The Indian government has waived excise duty on petrol blended with 22% to 30% ethanol [1].
This move signals a strategic shift beyond the previous E20 blending targets. By incentivizing higher ethanol concentrations, the government aims to lower the national reliance on expensive imported crude oil and transition toward a more sustainable energy infrastructure.
The exemption specifically applies to fuel blends containing between 22% and 30% ethanol [1]. This policy change is designed to encourage fuel providers and manufacturers to adopt these higher blends, which are more environmentally friendly than traditional petrol.
Officials said the decision is part of a broader effort to enhance energy security.

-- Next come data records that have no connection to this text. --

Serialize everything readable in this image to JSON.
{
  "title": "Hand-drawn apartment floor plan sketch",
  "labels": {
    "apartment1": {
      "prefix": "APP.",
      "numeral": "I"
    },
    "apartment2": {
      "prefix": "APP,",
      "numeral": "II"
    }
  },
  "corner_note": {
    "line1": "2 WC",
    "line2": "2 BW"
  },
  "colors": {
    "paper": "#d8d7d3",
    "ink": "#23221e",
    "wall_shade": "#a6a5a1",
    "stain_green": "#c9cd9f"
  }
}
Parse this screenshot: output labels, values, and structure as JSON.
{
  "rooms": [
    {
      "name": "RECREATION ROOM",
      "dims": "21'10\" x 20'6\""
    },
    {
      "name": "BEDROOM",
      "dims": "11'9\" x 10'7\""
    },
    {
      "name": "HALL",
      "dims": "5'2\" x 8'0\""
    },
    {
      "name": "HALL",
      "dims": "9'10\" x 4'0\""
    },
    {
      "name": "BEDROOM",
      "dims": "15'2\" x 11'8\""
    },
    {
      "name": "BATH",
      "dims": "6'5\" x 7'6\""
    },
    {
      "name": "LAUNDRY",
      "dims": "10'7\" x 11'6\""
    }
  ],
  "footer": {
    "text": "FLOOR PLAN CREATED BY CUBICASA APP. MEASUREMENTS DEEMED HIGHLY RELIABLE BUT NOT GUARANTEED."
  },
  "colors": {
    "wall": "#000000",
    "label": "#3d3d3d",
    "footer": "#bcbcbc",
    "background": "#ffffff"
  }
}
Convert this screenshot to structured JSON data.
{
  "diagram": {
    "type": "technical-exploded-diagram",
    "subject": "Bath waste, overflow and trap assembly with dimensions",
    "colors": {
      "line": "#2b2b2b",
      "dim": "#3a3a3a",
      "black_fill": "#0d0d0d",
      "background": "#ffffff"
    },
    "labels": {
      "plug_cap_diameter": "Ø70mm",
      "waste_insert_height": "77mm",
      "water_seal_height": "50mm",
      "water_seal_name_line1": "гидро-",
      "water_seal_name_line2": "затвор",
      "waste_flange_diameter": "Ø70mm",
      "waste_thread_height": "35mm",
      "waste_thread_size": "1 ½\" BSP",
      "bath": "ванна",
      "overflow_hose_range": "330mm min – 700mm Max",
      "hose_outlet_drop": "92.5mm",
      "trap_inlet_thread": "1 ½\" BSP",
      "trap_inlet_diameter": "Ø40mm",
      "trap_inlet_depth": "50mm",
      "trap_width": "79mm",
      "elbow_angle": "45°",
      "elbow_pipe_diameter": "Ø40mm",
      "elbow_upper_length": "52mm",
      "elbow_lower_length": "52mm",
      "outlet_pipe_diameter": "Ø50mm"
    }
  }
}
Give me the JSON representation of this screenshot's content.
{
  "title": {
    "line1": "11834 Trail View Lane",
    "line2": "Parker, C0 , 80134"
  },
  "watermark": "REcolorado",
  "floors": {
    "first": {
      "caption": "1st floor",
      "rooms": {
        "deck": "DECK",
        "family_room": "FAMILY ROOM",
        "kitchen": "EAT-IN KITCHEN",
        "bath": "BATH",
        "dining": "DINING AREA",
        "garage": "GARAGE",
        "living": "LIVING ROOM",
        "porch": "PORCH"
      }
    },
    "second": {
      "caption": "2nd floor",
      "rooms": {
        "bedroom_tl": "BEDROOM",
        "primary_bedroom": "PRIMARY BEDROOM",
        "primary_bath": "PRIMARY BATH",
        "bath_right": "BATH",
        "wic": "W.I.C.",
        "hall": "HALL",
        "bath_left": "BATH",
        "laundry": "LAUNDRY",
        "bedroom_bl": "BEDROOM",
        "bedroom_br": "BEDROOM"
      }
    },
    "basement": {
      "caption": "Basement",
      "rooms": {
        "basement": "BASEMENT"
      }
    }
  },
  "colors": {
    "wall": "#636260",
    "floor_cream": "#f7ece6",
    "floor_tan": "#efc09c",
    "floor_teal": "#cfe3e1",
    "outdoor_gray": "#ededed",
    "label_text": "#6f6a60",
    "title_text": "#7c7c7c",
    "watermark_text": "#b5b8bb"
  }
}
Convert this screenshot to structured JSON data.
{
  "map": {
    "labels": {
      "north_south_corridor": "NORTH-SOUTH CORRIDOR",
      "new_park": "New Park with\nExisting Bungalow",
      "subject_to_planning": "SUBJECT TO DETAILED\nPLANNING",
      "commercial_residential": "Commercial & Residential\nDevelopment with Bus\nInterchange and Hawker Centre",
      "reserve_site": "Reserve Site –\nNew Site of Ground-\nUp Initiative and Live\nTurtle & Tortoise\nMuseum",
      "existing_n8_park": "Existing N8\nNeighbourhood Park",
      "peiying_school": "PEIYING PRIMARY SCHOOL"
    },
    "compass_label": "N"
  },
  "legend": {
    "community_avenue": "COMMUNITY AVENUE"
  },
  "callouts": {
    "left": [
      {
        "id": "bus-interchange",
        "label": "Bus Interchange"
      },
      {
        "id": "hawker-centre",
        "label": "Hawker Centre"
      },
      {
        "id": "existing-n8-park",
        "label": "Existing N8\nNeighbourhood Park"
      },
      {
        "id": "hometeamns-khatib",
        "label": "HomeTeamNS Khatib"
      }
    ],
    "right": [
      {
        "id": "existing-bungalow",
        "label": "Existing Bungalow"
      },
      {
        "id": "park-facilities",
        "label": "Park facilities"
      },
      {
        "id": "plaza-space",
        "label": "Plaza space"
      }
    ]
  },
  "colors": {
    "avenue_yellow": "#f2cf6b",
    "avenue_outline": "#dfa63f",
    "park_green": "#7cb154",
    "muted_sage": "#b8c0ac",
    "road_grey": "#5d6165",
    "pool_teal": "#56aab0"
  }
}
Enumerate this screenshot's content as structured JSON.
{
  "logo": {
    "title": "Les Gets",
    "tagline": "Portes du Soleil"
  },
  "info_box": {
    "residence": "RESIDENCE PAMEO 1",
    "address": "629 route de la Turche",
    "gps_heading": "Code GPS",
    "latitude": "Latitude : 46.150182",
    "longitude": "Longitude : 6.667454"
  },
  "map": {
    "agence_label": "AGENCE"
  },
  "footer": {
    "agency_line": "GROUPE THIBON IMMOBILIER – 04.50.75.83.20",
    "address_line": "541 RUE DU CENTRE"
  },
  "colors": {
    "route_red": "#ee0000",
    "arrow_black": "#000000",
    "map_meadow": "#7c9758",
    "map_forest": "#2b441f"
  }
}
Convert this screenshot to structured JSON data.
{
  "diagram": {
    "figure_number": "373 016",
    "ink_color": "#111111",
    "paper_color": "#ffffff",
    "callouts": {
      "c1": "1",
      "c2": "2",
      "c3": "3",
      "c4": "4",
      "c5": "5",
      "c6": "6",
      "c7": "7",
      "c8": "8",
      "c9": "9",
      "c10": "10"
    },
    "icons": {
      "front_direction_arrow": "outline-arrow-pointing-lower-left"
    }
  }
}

By producing more ethanol domestically, India can mitigate the volatility of global oil markets and reduce the trade deficit associated with energy imports.
Beyond the economic implications, the push for E22 to E30 blends is intended to support cleaner fuels. Higher ethanol content typically results in lower carbon emissions compared to pure gasoline, aligning with the nation's environmental goals.
The initiative also provides a significant boost to the domestic agricultural sector. Since ethanol is primarily derived from sugarcane and food grains, increased demand for blended fuels creates a more robust market for farmers across the country.
“The Indian government has waived excise duty on petrol blended with 22% to 30% ethanol.”
This policy shift indicates that India is accelerating its timeline for decarbonization and energy independence. By removing the tax burden on E22-E30 fuels, the government is using fiscal policy to force a market transition toward biofuels, which reduces foreign exchange leakage and supports the rural economy through increased agricultural demand for ethanol feedstock.